The past 6 years I have stopped taking adderall only to start again. I thought I could run through the process of school work with my speed instead of walking to class everyday.
At first, it was great, and I got A’s in school; now I’m flunking out because I stopped going to class because I took so much that I was physically exhausted and weak and very paranoid about the way I look
I’m not hopped up anymore on it; I haven’t taken a pill in a week and a day; so I feel like I cannot describe it as thouroghly (sp – I know) as I once could; give me a few months and maybe I’ll explain it better. Like Mike.
I hope this comment isn’t super lame or that it isn’t too poorly written or that it sounds too much like I’ve got it as figured out as Mike
Regardless – this is what I’m doing; I started going to AA/NA. I can’t get out of bed in the morning because I’m so tired; but I do make a point to get out for an hour and go to one of these meetings. 90 meetings in 90 days. It sounds like a lot of people get through this addiction without going to these groups and I’m incredibly jealous of their strength; but I am a weak person and don’t have a good support system where I am. So far, AA and NA people have been so open to me and while a lot of their stories don’t exactly coincide with mine, the pain behind their stories does, as does the advice they give. Sometimes, I feel really lame because these people have been to jail, lost partners, and kids and houses and etc… and I’m just a little pill popper. But at one meeting, someone said that you don’t have to do awful things to go to AA – they knew a woman in AA who never drank outside her kitchen but she knew she had a problem with addiction. Tonight at a meeting someone talked about how they were trying to run through life instead of walk through life and I totally related to that. When I think about never doing adderall again, I get mad anxiety; someone at a meeting said this as well (only about drinking) and their sponser said ‘that’s ok. just try not to https://installmentloansindiana.org/cities/lagrange/ do it today.’ and again that completely resonated with me. These people have what I want: a clear head; courage; serenity; breathing room; balance; support; reality. And that serenity prayer; I have no clue what “God” is but I find peace in just reminding myself : Cassie/”God”/Creator, grant me the serenity to accept the things I cannot change, the courage to change the things I can, and the wisdom to know the difference.

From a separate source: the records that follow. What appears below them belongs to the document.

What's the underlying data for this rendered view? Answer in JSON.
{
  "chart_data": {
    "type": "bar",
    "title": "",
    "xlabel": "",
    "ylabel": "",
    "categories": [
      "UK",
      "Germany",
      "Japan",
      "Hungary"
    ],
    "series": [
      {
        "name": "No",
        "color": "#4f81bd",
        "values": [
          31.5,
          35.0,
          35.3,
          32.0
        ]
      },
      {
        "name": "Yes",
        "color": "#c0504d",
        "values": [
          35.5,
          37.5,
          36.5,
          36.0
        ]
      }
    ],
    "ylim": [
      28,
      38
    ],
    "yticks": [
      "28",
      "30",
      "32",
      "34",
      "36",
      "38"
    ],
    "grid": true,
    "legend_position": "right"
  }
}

I know some people diss AA and call it “cultish” but the truth is humans are a tribal species. I have tried so many times to stop taking this drug by myself and it never worked for me; for once (and granted it’s only been a week and a day) I feel like I have some support. I have not been able to quit by myself (some can obviously – I cannot, I always fail at this). I need some help; more than just anti-depressants and therapists and this brilliant website. I need something and some people to remind me every day not to call my doctor and manipulate her to give me more of a drug that is ruining/controlling my life.
I just wanted to tell you the step I’ve decided to take this time and tell you I’m starting, ever so slowly, to feel a little better because I’ve met some people to talk to or go get coffee with when really I want to call my doctor for a re-fill.